Окрик «Хальт!» из темноты прозвучал вполне ожидаемо, когда до леса оставалось всего метров двести. Боэр поднял над головой руку с бутылкой, пьяным голосом обозвал солдата болваном и приказал убираться к русскому дьяволу. Сосновский начал горланить популярную до войны в Берлине песенку «Тебе повезло с женщинами», которую пела Лизи Вельдмюллер. Из темноты навстречу вышли двое солдат с карабинами на изготовку, чуть дальше темнел капот бронетранспортера. Оттуда, всего на секунду, мигнул свет фар, выхватив черную легковую открытую машину и двух пьяных офицеров.

– К чертям! – кричал Боэр. – Туда, Ганс, в Сосновку!

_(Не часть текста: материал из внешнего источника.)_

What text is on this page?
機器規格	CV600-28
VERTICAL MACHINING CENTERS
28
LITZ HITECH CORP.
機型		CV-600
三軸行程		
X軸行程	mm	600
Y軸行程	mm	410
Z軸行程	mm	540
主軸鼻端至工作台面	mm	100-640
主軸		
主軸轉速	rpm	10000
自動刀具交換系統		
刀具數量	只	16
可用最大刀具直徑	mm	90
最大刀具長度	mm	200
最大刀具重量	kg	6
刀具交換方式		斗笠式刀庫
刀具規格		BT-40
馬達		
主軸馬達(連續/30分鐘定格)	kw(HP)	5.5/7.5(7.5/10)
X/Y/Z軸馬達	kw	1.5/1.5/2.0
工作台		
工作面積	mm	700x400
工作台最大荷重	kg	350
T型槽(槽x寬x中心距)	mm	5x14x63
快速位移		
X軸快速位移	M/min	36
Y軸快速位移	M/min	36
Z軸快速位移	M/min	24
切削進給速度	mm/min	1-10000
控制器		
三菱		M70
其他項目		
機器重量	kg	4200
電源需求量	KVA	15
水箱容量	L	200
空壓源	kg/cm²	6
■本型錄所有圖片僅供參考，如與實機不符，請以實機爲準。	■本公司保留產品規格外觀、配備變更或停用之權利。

Там ждет полковник… И мы везем ему выпить…

Как и рассчитывал Сосновский, машину никто задерживать не стал. Не привыкли еще немцы к таким наглым выходкам советских фронтовых разведчиков и партизан. Все это еще было впереди, а сейчас Михаил надавил на педаль акселератора и свернул вправо на проселочную дорогу, тянувшуюся вдоль леса. За спиной стояла тишина, и оперативник тыльной стороной ладони вытер пот со лба. Они ехали и громко разговаривали с Боэром по-немецки, хохотали и посматривали по сторонам. На опушке – замаскированные танки. Четыре штуки. Отсюда до Красной Слободы ближе всего. Один бросок танкового подразделения – и они начнут утюжить гусеницами окопы. Да, немцы, судя по всему, не собиралась здесь задерживаться больше чем на одну ночь. А вот еще танки и бронетранспортеры. Несколько грузовиков на опушке замаскированы сеткой. Механики иногда заводили двигатели, что-то регулировали. Некоторые машины трогались с места и снова замирали. Ситуация вполне объяснимая – танковое подразделение после марша, после боя, а к утру нужно привести все машины в порядок, подготовить к новому бою.

– Их здесь не больше батальона моторизованной пехоты, – наклонив голову к Сосновскому, сказал Боэр. – И примерно рота танков. Если я не ошибаюсь, то они завтра не намереваются штурмовать город. С такими силами… нет, невозможно. Немецкие войска с таким малым перевесом не станут идти в атаку.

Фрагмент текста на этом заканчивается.